Warehouse operations are generally rigorous with repetitive transportation of heavy loads across rough floors, over long shifts. Clearly, this suggests paying careful consideration to the quality of the robot itself. What is it made from? How well is it made? The broad range of AMR suppliers promoting mobile robots for warehouse applications will be offering systems with varying degrees of build quality. Some are built to ensure low costs, while others are designed to provide better lifecycle cost benefits, and will have undergone a thorough quality process.
Compliance with local standards is fundamental: buying a fleet of mobile robots, for example, without certification would be a huge risk. The ability to provide local support and parts for quick response will be important.
5. Will I gain a solution rather than a product?
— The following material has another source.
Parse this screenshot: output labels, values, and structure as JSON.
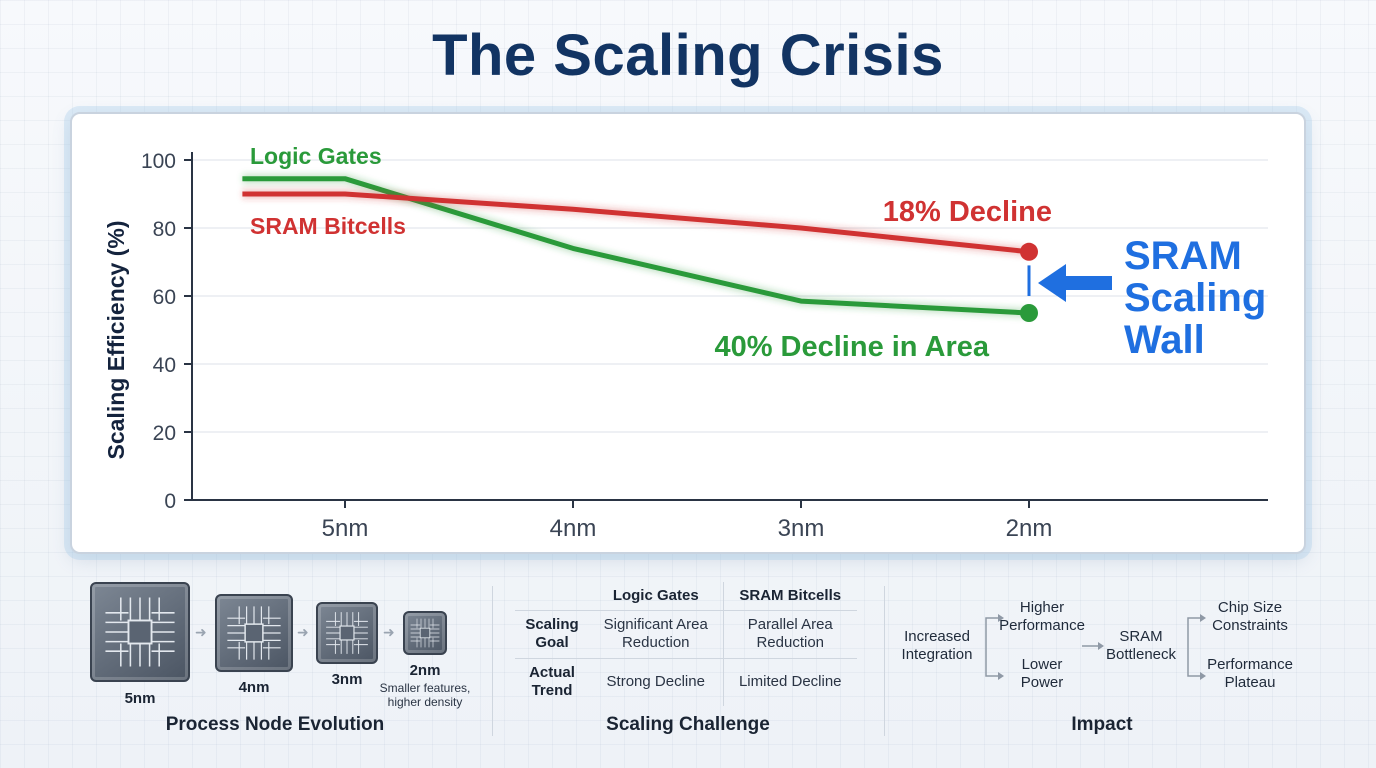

Every business is different. A supplier that designs and manufactures its own robots and uses its own software will be able to tailor solutions to meet the specific needs of individual applications. A properly conceived and designed AMR solution will always retain flexibility when it comes to internal transportation because, unlike AGVs or conveyors, it does not require fixed infrastructure. Distribution centres often work with a combination of pallets and roll cages, the ratios of which may change over time. An AMR that allows for a swift and simple swap of carrier frames will readily convert from cage transporter to pallet or trolley use, and vice versa.
Intelligent mobile robots offer a flexible solution that can be easily adapted to changing needs, which makes the technology ideal for supporting warehouse operations facing demands for ever-shorter delivery times from growing e-commerce channels as well as store orders.